Hazırlayan: John Piper
Öz Oğlu’nu bile esirgemeyip O’nu hepimiz için ölüme teslim eden Tanrı, O’nunla birlikte bize her şeyi bağışlamayacak mı? (Romalılar 8:32)
Eskiden Illinois eyaletinde pastörlük yapan arkadaşlarımdan biri, birkaç yıl önce Diriliş Bayramı öncesindeki Kutsal Hafta (Çile Haftası) boyunca eyalet hapishanesindeki bir grup mahkûma vaaz veriyordu. Vaazının bir noktasında durakladı ve oradaki adamlara İsa’yı kimin öldürdüğünü bilip bilmediklerini sordu.

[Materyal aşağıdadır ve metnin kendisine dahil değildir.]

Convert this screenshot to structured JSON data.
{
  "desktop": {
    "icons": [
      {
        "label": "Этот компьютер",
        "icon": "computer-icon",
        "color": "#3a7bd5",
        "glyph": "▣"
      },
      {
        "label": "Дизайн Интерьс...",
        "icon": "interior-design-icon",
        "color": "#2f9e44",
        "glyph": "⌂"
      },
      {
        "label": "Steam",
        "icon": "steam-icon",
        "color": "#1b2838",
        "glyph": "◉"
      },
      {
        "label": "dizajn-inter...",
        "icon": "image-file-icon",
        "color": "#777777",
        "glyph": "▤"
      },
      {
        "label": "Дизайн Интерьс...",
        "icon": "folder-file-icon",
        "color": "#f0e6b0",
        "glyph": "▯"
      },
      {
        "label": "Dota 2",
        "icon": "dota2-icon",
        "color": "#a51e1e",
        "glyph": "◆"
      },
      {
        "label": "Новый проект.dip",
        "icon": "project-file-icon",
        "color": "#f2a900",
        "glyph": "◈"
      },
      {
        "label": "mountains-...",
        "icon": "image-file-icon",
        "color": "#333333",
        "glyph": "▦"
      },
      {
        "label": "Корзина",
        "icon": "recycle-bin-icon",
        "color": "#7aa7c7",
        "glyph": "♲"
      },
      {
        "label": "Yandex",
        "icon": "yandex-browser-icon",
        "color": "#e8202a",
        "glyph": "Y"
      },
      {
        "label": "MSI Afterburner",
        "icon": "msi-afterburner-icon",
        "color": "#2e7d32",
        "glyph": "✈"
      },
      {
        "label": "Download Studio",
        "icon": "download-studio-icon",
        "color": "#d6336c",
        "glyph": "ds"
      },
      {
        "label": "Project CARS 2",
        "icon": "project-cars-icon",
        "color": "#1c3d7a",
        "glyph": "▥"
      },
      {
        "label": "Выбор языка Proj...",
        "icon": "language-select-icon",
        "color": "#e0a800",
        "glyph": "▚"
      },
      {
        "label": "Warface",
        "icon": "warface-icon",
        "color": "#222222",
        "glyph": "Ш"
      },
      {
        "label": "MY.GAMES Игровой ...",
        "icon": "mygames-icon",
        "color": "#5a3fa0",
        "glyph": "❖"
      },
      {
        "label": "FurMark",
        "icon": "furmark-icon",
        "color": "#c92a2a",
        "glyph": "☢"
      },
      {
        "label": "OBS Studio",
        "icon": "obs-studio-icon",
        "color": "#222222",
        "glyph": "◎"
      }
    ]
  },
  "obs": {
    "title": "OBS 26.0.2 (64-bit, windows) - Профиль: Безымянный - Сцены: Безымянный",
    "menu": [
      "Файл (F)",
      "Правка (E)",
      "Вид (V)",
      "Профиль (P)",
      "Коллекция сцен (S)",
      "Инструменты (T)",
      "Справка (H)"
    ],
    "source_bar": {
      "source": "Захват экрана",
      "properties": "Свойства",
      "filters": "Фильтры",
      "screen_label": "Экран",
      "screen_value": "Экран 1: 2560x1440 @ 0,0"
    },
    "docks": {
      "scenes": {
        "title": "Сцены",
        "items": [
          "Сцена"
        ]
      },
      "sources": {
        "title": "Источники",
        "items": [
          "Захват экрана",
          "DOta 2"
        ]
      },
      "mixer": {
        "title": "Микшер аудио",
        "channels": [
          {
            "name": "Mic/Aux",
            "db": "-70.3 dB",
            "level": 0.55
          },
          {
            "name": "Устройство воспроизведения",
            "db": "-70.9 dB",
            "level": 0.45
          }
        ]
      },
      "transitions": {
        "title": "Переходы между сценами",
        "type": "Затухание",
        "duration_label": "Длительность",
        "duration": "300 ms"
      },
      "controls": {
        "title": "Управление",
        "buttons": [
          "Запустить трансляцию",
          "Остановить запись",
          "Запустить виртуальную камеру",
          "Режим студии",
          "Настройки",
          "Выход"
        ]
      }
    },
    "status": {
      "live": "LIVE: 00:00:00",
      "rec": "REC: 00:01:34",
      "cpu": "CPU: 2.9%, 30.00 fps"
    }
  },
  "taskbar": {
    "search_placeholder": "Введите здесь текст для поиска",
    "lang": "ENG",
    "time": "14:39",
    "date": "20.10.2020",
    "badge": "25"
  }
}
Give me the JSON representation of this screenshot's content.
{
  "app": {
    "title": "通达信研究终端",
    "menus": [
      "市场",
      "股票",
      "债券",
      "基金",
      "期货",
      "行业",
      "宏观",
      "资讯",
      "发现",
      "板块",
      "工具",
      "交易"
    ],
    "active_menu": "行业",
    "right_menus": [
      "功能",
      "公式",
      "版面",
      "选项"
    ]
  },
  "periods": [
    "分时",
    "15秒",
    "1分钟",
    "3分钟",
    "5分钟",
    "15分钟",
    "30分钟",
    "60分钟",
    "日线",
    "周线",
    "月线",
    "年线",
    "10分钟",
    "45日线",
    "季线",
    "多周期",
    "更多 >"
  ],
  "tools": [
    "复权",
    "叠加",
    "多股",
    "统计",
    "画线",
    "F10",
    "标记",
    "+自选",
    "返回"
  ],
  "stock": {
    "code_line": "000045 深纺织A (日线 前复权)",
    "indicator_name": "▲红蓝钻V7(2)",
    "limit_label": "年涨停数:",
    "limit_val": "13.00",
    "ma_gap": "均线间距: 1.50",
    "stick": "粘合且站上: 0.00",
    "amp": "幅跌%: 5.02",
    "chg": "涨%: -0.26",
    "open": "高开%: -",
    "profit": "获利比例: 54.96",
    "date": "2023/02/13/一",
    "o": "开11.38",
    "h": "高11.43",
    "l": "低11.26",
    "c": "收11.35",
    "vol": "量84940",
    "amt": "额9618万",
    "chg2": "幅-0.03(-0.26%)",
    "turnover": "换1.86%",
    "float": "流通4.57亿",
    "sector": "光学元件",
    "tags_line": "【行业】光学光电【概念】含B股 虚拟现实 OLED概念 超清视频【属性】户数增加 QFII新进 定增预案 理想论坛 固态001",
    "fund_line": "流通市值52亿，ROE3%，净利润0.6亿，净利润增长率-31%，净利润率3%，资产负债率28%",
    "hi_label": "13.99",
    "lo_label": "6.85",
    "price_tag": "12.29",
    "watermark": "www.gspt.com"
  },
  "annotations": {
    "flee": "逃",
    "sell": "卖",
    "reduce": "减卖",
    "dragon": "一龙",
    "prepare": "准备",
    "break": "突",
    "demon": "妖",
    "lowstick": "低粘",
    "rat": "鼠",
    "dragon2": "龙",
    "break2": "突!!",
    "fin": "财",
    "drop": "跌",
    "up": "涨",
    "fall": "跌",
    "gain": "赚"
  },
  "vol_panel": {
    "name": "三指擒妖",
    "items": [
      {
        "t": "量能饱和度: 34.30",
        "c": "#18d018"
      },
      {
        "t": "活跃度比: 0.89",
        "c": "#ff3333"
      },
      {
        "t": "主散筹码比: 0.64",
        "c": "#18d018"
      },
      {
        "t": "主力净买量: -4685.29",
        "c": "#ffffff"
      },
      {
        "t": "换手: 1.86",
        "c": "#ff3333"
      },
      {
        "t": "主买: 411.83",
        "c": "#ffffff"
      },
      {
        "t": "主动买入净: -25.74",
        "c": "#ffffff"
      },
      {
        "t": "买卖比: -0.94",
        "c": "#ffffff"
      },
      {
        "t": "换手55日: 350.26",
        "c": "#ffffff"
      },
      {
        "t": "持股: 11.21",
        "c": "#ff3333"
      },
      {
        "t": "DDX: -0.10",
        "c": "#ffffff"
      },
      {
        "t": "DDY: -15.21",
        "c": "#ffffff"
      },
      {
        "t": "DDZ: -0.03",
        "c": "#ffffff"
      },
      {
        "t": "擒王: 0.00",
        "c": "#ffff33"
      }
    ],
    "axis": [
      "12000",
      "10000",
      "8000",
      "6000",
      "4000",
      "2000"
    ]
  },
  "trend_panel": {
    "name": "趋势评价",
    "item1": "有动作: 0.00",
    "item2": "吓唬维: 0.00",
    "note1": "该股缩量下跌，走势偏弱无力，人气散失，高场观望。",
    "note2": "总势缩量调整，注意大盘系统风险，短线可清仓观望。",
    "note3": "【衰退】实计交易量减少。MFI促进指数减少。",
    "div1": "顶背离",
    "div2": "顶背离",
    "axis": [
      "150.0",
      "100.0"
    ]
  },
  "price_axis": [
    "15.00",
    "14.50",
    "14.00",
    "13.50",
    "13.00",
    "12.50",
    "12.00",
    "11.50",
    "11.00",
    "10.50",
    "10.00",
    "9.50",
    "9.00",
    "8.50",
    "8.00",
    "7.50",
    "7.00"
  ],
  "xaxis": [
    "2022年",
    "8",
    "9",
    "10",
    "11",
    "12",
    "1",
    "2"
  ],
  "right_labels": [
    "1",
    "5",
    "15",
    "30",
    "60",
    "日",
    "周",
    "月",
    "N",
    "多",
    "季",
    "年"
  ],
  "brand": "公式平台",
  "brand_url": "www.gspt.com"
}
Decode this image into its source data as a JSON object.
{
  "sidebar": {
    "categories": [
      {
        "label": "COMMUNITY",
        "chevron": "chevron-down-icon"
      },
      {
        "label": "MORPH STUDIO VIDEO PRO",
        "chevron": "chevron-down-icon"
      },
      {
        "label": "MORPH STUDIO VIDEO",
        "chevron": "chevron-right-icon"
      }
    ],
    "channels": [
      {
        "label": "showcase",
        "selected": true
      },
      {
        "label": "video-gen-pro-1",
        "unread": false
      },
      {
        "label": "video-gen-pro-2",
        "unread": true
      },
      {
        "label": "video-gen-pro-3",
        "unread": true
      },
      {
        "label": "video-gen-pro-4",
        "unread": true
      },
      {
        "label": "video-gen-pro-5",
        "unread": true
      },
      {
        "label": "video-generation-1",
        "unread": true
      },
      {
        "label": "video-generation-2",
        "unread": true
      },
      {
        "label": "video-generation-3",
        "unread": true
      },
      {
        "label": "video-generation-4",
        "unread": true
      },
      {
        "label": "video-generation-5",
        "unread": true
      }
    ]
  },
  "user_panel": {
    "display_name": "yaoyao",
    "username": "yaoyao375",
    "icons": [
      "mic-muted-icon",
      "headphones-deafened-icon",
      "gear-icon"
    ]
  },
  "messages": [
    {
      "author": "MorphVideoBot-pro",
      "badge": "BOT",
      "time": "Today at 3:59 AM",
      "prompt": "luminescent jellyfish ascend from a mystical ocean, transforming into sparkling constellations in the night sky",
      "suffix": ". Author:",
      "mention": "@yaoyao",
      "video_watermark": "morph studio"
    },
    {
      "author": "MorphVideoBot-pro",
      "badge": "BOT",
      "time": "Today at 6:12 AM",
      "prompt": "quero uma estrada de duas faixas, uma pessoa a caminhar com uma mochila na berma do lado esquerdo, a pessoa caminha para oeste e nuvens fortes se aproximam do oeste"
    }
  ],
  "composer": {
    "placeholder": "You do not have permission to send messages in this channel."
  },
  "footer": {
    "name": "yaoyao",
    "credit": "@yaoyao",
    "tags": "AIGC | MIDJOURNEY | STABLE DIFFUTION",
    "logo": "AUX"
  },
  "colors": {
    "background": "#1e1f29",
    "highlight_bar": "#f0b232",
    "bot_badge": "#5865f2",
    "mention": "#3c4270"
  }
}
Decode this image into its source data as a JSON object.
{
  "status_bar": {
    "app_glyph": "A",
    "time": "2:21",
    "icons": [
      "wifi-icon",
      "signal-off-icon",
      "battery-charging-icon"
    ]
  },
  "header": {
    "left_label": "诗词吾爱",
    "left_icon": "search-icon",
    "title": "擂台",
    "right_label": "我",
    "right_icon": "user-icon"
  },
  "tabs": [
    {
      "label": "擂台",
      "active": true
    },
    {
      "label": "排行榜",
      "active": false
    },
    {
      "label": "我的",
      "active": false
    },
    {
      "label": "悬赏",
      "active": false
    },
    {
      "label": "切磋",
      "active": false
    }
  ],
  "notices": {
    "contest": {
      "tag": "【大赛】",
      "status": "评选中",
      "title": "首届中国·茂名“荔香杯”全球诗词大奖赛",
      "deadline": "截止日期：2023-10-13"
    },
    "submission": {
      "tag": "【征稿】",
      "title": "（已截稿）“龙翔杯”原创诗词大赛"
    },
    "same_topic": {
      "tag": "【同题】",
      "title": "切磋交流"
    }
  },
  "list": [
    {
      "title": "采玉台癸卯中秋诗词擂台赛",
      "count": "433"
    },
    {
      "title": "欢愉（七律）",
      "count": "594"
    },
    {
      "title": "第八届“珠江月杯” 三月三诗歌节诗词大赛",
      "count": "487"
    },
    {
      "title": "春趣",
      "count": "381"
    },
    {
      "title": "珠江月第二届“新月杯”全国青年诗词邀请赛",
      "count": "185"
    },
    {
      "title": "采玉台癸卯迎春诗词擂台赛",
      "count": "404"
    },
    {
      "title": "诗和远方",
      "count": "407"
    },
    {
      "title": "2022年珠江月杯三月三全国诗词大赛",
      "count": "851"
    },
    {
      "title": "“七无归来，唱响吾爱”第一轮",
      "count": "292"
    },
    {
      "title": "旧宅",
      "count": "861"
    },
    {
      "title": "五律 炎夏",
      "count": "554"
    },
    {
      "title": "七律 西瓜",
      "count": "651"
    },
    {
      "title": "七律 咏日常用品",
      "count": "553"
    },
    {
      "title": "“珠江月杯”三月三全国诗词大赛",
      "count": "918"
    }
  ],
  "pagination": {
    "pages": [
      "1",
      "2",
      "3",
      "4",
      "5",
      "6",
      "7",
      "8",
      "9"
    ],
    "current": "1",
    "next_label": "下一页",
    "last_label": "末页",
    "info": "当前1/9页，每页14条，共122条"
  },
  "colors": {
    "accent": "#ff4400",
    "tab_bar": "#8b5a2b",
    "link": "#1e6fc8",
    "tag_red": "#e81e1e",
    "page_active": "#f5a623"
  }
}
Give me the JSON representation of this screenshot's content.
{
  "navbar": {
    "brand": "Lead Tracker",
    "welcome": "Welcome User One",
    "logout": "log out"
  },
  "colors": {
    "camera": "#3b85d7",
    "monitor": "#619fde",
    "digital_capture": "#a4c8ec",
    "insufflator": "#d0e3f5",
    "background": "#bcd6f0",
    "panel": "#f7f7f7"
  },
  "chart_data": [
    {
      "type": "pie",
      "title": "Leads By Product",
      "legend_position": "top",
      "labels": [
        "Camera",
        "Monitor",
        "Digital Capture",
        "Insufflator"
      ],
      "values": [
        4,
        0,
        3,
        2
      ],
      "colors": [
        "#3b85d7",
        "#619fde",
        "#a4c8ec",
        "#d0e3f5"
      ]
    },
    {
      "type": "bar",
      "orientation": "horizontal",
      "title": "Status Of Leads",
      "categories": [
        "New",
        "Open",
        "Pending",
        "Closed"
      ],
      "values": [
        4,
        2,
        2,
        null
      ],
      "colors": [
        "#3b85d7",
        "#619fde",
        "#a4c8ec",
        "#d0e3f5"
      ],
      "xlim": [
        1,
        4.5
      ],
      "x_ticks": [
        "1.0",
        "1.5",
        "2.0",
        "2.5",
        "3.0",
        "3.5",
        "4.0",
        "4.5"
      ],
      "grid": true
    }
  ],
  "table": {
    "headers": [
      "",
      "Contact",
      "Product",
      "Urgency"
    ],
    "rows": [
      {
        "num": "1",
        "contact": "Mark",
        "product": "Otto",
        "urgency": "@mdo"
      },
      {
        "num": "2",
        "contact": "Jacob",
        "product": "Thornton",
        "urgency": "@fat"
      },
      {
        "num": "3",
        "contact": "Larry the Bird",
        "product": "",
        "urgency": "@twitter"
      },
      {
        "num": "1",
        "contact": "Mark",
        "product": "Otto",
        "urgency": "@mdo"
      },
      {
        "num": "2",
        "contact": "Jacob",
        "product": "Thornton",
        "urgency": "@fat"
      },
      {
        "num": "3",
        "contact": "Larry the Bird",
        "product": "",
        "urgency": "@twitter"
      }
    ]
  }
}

Bazıları askerlerin öldürdüğünü söyledi. Bazıları Yahudilerin öldürdüğünü söyledi. Bazılarıysa Pilatus’un öldürdüğünü söyledi. Bir sürelik sessizlikten sonra, arkadaşım açıkça ve basitçe şunu söyledi: “Babası öldürdü.”
Romalılar 8:32’nin ilk yarısı bunu söylemektedir: Tanrı öz Oğlu’nu esirgemedi ve O’nu ölüme teslim etti. “Tanrı’nın belirlenmiş amacı ve öngörüsü uyarınca elinize teslim edil[di]” (Elçilerin İşleri 2:23). Yeşaya 53 bunu daha da açık bir şekilde ortaya koyuyor: “Bizse Tanrı tarafından cezalandırıldığını, vurulup ezildiğini sandık… RAB onun ezilmesini uygun gördü; [Babası] acı çekmesini istedi” (Yeşaya 53:4, 10).
Ya da Romalılar 3:25’in belirttiği gibi, “Tanrı Mesih’i, kanıyla günahları bağışlatan… kurban olarak sundu.” Tıpkı İbrahim’in bıçağı kendi oğlu İshak’a doğru kaldırdığı ancak sonra çalılıkların arasındaki koçu görüp oğlunu esirgediği gibi, Baba Tanrı da bıçağını öz Oğlu olan İsa’ya karşı kaldırdı ancak O’nu esirgemedi çünkü koç O’ydu; kurbanın yerine geçen kişi O’ydu.
Tanrı öz Oğlu’nu esirgemedi çünkü bizi esirgeyip hem adil hem de kutsal bir Tanrı olarak kalabilmesinin tek yolu buydu. İsyanlarımızın suçu, kötülüklerimizin cezası, günahımızın laneti bizi kaçınılmaz olarak cehennemde mahva götürecekti. Ama Tanrı öz Oğlu’nu esirgemedi; bizim isyanlarımız yüzünden O’nun bedeninin deşilmesini, bizim kötülüklerimiz yüzünden O’nun ezilmesini ve bizim günahlarımız yüzünden O’nun çarmıha gerilmesini uygun gördü.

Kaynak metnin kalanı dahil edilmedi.